Would you agree that this play shows the first steps of television's de-intellectualization in terms of Sid Caesar's Your Show of Shows as well as being a metaphor for the advent of censorship and corporate glad-handing?
These were brilliant comic minds parodying culture, ballet, opera, foreign films. Who did that in 1950? Caesar's wife would take him out and he'd get ideas for take-offs. At the time though, it was the educated and the monied who had TV. But as their market got bigger, the material got less specific, less smart that's what Laughter deals with. As for the censorship, that's what drove Caesar mad and finally down.
You've read Simon's autobiographical book Rewrites. Did that give you any insight into Laughter or his take on Caesar?
The book showed much of Simon's soft introspective side which helped me bring the heart out in Laughter. His take the dark, flipside of clowns like Groucho and Caesar gave it depth. Actually, Caesar's book Where Have I Been? helped me even more. It showed the guilt he never lived down from making more money in one week than his father would in one year. When the network tried to strip him of his creativity, guilt and fear multiplied. But Caesar and his writers still were, according to comedy writer Larry Gelbart, "the Yankees of Comedy."
Laughter seems like a bit of a bastard child not always a laugh riot and there were big holes where the audience seemed lost as how to react.
I love that weirdness, that real raw pathos. It gets a lot of laughs but there's some meat. It's about vulnerability, emotion, the raw genius it takes to make people laugh. Simon's stuff is very technical economy of movement, focus, timing. The actors have to know how to play comedy, hold for a laugh, be unselfish. Simon's very tight like a frozen picture. What's worse is that we had nine days to rehearse and create a world. That's a parallel situation to what Caesar and his writers had to do: create a world in five days.

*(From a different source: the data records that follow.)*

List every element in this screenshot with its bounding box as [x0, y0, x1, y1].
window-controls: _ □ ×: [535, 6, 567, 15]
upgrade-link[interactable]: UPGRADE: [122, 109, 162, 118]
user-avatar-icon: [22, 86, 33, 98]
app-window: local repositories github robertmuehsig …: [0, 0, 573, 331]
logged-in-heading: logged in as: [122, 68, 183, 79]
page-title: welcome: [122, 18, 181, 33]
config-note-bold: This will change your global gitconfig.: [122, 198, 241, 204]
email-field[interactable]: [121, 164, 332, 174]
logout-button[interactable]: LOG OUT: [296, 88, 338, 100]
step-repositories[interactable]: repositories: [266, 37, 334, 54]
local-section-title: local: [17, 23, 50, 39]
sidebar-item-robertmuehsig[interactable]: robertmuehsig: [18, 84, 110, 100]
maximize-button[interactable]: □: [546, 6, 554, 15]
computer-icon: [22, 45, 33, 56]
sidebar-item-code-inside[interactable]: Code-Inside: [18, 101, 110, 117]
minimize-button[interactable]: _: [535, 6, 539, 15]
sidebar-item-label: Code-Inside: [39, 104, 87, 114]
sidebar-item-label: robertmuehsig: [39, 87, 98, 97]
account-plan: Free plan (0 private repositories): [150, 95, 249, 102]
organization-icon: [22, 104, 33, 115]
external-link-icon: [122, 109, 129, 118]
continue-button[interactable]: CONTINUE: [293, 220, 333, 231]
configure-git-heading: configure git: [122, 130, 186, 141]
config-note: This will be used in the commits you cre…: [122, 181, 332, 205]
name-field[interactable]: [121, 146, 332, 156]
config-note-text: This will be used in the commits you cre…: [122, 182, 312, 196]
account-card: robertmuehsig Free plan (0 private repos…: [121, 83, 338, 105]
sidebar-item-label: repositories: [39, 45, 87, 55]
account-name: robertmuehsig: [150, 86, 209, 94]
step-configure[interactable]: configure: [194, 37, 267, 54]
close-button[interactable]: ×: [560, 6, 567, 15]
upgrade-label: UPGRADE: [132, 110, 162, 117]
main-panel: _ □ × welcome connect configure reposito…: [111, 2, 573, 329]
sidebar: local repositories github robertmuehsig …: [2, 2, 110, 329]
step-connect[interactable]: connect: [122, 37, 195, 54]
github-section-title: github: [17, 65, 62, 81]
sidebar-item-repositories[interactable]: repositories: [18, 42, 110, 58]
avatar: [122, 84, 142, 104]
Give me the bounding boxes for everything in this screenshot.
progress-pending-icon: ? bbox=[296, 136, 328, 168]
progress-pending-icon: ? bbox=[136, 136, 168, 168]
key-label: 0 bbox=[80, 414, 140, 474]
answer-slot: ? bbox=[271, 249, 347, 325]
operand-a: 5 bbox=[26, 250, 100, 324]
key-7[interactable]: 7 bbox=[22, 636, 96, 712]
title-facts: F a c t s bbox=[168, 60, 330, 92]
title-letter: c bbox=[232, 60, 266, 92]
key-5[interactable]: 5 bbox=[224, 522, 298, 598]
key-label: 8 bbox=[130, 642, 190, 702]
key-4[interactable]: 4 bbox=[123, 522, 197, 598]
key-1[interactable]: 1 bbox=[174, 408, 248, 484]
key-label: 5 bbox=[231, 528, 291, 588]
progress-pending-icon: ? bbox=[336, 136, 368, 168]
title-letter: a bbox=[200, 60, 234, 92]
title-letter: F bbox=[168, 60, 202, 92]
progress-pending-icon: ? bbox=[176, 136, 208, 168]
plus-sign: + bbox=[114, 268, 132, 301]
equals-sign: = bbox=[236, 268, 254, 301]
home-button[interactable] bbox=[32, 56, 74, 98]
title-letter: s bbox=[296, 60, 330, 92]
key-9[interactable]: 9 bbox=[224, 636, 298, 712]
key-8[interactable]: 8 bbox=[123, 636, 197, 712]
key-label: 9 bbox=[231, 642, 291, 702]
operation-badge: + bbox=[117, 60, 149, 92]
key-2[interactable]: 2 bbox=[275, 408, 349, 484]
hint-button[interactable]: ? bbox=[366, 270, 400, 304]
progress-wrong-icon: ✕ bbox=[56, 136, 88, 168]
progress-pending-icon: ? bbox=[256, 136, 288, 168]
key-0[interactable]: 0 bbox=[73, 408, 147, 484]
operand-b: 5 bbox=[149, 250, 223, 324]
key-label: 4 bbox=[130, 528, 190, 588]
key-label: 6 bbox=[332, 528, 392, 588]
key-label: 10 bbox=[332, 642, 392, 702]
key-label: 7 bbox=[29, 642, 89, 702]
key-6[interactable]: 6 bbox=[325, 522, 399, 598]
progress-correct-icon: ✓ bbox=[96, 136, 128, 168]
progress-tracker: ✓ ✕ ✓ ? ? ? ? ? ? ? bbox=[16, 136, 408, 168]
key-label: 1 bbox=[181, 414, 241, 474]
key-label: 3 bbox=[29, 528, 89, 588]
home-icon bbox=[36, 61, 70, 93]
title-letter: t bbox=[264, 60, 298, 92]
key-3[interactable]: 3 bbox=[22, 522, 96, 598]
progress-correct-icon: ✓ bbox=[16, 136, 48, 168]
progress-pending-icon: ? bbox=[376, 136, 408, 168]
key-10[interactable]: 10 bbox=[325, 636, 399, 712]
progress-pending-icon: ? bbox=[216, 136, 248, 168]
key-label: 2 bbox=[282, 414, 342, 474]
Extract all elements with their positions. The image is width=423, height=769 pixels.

How do you compare Simon's spitfiring to guys like Kaufman who wrote for the Marxes?
Simon admits he's influenced completely by Kaufman and Moss Hart; that well-turned, rat-tat-tat witty banter. Groucho called Kaufman "the architect of the theater for the first half of the century." Like Simon, they'd have four shows running on Broadway at once.
And what about Groucho? You've made a career out of becoming the man.

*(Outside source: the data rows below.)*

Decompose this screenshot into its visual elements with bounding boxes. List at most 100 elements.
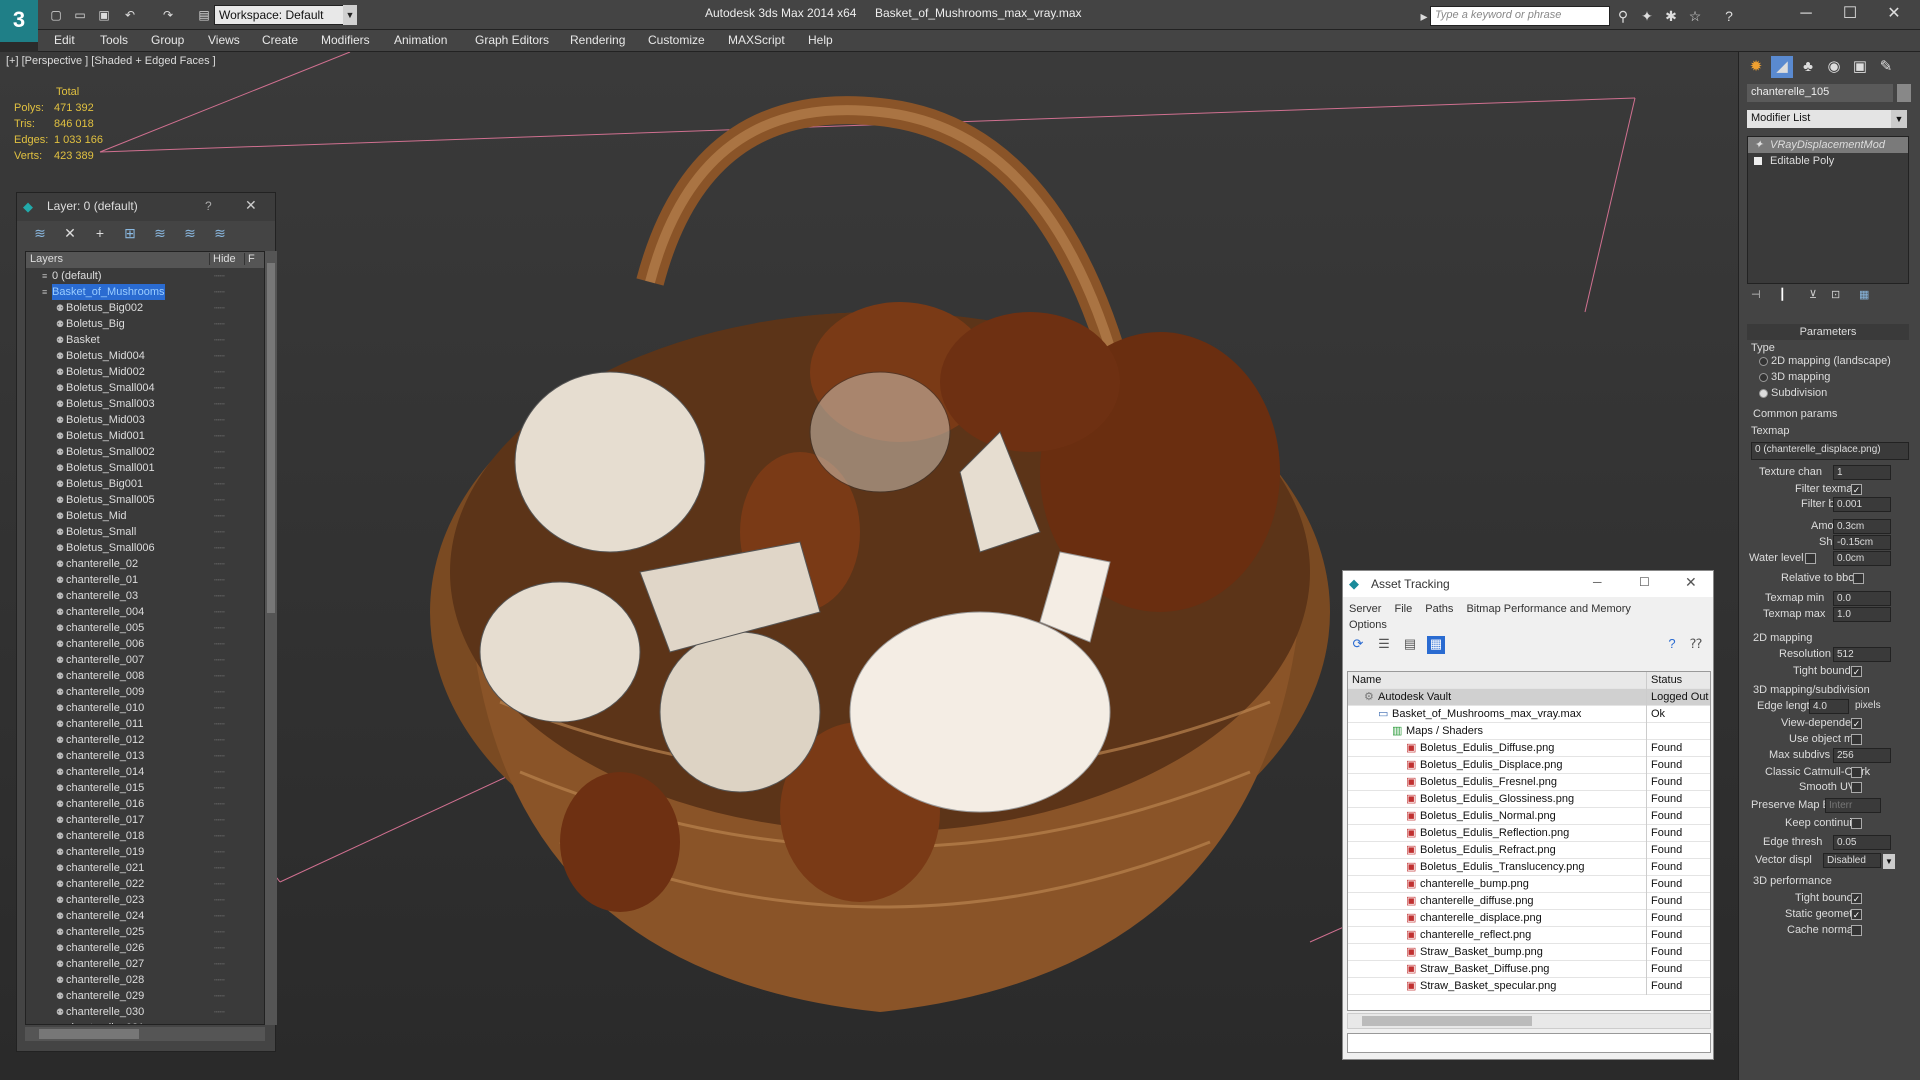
layer-row[interactable]: ⚉chanterelle_031 ┄┄ xyxy=(26,1020,264,1024)
refresh-icon[interactable]: ⟳ xyxy=(1349,636,1367,654)
texmap-button[interactable]: 0 (chanterelle_displace.png) xyxy=(1751,442,1909,460)
layer-row[interactable]: ⚉ chanterelle_027 ┄┄ xyxy=(26,956,264,972)
amount-spinner[interactable]: 0.3cm xyxy=(1833,519,1891,534)
layer-row[interactable]: ⚉ chanterelle_019 ┄┄ xyxy=(26,844,264,860)
layer-row[interactable]: ⚉ Boletus_Small004 ┄┄ xyxy=(26,380,264,396)
asset-row[interactable]: ▣ Boletus_Edulis_Refract.png Found xyxy=(1348,842,1710,859)
hide-toggle-icon[interactable]: ┄┄ xyxy=(214,988,225,1004)
stack-item-editable-poly[interactable]: Editable Poly xyxy=(1748,153,1908,169)
asset-row[interactable]: ▣ chanterelle_reflect.png Found xyxy=(1348,927,1710,944)
maximize-icon[interactable]: ☐ xyxy=(1830,2,1870,26)
viewport-label[interactable]: [+] [Perspective ] [Shaded + Edged Faces… xyxy=(6,55,216,67)
asset-path-field[interactable] xyxy=(1347,1033,1711,1053)
display-tab-icon[interactable]: ▣ xyxy=(1849,56,1871,78)
layer-row[interactable]: ⚉ Boletus_Mid004 ┄┄ xyxy=(26,348,264,364)
hide-toggle-icon[interactable]: ┄┄ xyxy=(214,428,225,444)
chevron-down-icon[interactable]: ▼ xyxy=(1883,854,1895,869)
layer-row[interactable]: ⚉ Boletus_Mid002 ┄┄ xyxy=(26,364,264,380)
hide-toggle-icon[interactable]: ┄┄ xyxy=(214,732,225,748)
tight-bounds-checkbox[interactable]: ✓ xyxy=(1851,666,1862,677)
layer-row[interactable]: ⚉ chanterelle_01 ┄┄ xyxy=(26,572,264,588)
layer-row[interactable]: ⚉ Boletus_Mid003 ┄┄ xyxy=(26,412,264,428)
hide-toggle-icon[interactable]: ┄┄ xyxy=(214,908,225,924)
static-geometry-checkbox[interactable]: ✓ xyxy=(1851,909,1862,920)
edge-thresh-spinner[interactable]: 0.05 xyxy=(1833,835,1891,850)
filter-texmap-checkbox[interactable]: ✓ xyxy=(1851,484,1862,495)
help-icon[interactable]: ? xyxy=(205,199,212,213)
asset-row[interactable]: ▣ chanterelle_bump.png Found xyxy=(1348,876,1710,893)
layer-row[interactable]: ⚉ chanterelle_030 ┄┄ xyxy=(26,1004,264,1020)
save-file-icon[interactable]: ▣ xyxy=(96,7,112,23)
menu-modifiers[interactable]: Modifiers xyxy=(321,33,370,47)
stack-item-vraydisplacement[interactable]: ✦ VRayDisplacementMod xyxy=(1748,137,1908,153)
menu-tools[interactable]: Tools xyxy=(100,33,128,47)
asset-row[interactable]: ▣ Boletus_Edulis_Displace.png Found xyxy=(1348,757,1710,774)
hide-toggle-icon[interactable]: ┄┄ xyxy=(214,396,225,412)
hide-toggle-icon[interactable]: ┄┄ xyxy=(214,844,225,860)
radio-3d-mapping[interactable] xyxy=(1759,373,1768,382)
pin-stack-icon[interactable]: ⊣ xyxy=(1751,288,1761,301)
layer-row[interactable]: ⚉ Basket ┄┄ xyxy=(26,332,264,348)
layer-row[interactable]: ⚉ Boletus_Big002 ┄┄ xyxy=(26,300,264,316)
hide-toggle-icon[interactable]: ┄┄ xyxy=(214,748,225,764)
hide-toggle-icon[interactable]: ┄┄ xyxy=(214,700,225,716)
layer-row[interactable]: ⚉ Boletus_Small002 ┄┄ xyxy=(26,444,264,460)
asset-row[interactable]: ▣ Boletus_Edulis_Diffuse.png Found xyxy=(1348,740,1710,757)
layer-row[interactable]: ⚉ chanterelle_029 ┄┄ xyxy=(26,988,264,1004)
hide-toggle-icon[interactable]: ┄┄ xyxy=(214,332,225,348)
minimize-icon[interactable]: ─ xyxy=(1593,575,1602,589)
hide-toggle-icon[interactable]: ┄┄ xyxy=(214,268,225,284)
hide-toggle-icon[interactable]: ┄┄ xyxy=(214,300,225,316)
list-view-icon[interactable]: ☰ xyxy=(1375,636,1393,654)
layer-list-scrollbar[interactable] xyxy=(265,251,277,1025)
workspace-dropdown[interactable]: Workspace: Default xyxy=(214,5,354,25)
show-end-result-icon[interactable]: ┃ xyxy=(1779,288,1786,301)
modifier-list-dropdown[interactable]: Modifier List xyxy=(1747,110,1907,128)
layer-row[interactable]: ⚉ chanterelle_022 ┄┄ xyxy=(26,876,264,892)
hide-toggle-icon[interactable]: ┄┄ xyxy=(214,924,225,940)
hide-toggle-icon[interactable]: ┄┄ xyxy=(214,716,225,732)
layer-window-titlebar[interactable]: ◆ Layer: 0 (default) ? ✕ xyxy=(17,193,275,221)
keep-continuity-checkbox[interactable] xyxy=(1851,818,1862,829)
hide-toggle-icon[interactable]: ┄┄ xyxy=(214,972,225,988)
hide-toggle-icon[interactable]: ┄┄ xyxy=(214,956,225,972)
layer-row[interactable]: ⚉ chanterelle_008 ┄┄ xyxy=(26,668,264,684)
resolution-spinner[interactable]: 512 xyxy=(1833,647,1891,662)
hide-toggle-icon[interactable]: ┄┄ xyxy=(214,780,225,796)
menu-group[interactable]: Group xyxy=(151,33,184,47)
asset-row[interactable]: ▣ Straw_Basket_Diffuse.png Found xyxy=(1348,961,1710,978)
hide-toggle-icon[interactable]: ┄┄ xyxy=(214,604,225,620)
highlight-layer-icon[interactable]: ≋ xyxy=(151,225,169,243)
create-tab-icon[interactable]: ✹ xyxy=(1745,56,1767,78)
use-object-mtl-checkbox[interactable] xyxy=(1851,734,1862,745)
make-unique-icon[interactable]: ⊻ xyxy=(1809,288,1817,301)
asset-row[interactable]: ▣ Straw_Basket_bump.png Found xyxy=(1348,944,1710,961)
menu-edit[interactable]: Edit xyxy=(54,33,75,47)
col-freeze[interactable]: F xyxy=(244,253,255,265)
layer-row[interactable]: ⚉ Boletus_Mid001 ┄┄ xyxy=(26,428,264,444)
radio-subdivision[interactable] xyxy=(1759,389,1768,398)
menu-animation[interactable]: Animation xyxy=(394,33,447,47)
layer-row[interactable]: ⚉ chanterelle_005 ┄┄ xyxy=(26,620,264,636)
table-view-icon[interactable]: ▦ xyxy=(1427,636,1445,654)
water-level-spinner[interactable]: 0.0cm xyxy=(1833,551,1891,566)
hide-toggle-icon[interactable]: ┄┄ xyxy=(214,636,225,652)
shift-spinner[interactable]: -0.15cm xyxy=(1833,535,1891,550)
maximize-icon[interactable]: ☐ xyxy=(1639,575,1650,589)
lightbulb-icon[interactable]: ✦ xyxy=(1754,137,1763,153)
layer-row[interactable]: ⚉ Boletus_Small006 ┄┄ xyxy=(26,540,264,556)
hide-toggle-icon[interactable]: ┄┄ xyxy=(214,764,225,780)
close-icon[interactable]: ✕ xyxy=(245,197,257,214)
new-file-icon[interactable]: ▢ xyxy=(48,7,64,23)
asset-menu-options[interactable]: Options xyxy=(1349,619,1387,631)
communication-icon[interactable]: ✱ xyxy=(1662,7,1680,25)
texmap-max-spinner[interactable]: 1.0 xyxy=(1833,607,1891,622)
hide-toggle-icon[interactable]: ┄┄ xyxy=(214,572,225,588)
relative-bbox-checkbox[interactable] xyxy=(1853,573,1864,584)
undo-icon[interactable]: ↶ xyxy=(122,7,138,23)
layer-row[interactable]: ⚉ chanterelle_03 ┄┄ xyxy=(26,588,264,604)
texmap-min-spinner[interactable]: 0.0 xyxy=(1833,591,1891,606)
layer-row[interactable]: ⚉ Boletus_Mid ┄┄ xyxy=(26,508,264,524)
layer-row[interactable]: ⚉ Boletus_Small001 ┄┄ xyxy=(26,460,264,476)
asset-menu-file[interactable]: File xyxy=(1394,603,1412,615)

I think I'm trying to get in touch with the genius. Here's a man that's been dead since '77 who did his finest work 70 years ago and people still relate to because of his irreverence. He did and said things we've always wanted to. He was like a child who did what he wanted when he wanted the original "politically incorrect." Yet his personality was complicated by self-loathing that he brought to his work. With this show, I'm essaying his zenith his time with his brothers, Duck Soup, one-liners. I ad lib as Groucho would, I do his songs. This is the show I did at USC [University of Southern California] in 1985 that his son Arthur Marx saw and took me under his wing as a result. Getting into this character is like a skin for me. I'm not even conscious of it I've "done" him in varying stages of his life and shows well over 1,500 times. I've tapped into his soul. I've done so much research, become friends with his family, his son and daughter were at my wedding and spoke. George Kaufman's daughter was there too [she's helping him with his script on her father]. It's freakish really. I'm absolutely fascinated by what makes people like Kaufman and Groucho tick. What's the other side? Why does someone need to make millions of people laugh?
Did you ever get to meet Groucho?
When I was 13 I made my father take me to a public book signing and chat with Groucho. He could've been my grandfather. It was obvious that he was not long for this world. People, though mesmerized, seemed off-put by his fragility. Someone cruelly approached Groucho and asked him "Are you making anymore movies?" Groucho said softly, "No. I'm just answering stupid questions." The whole audience sighed. The body's not here for long but the mind is still with us.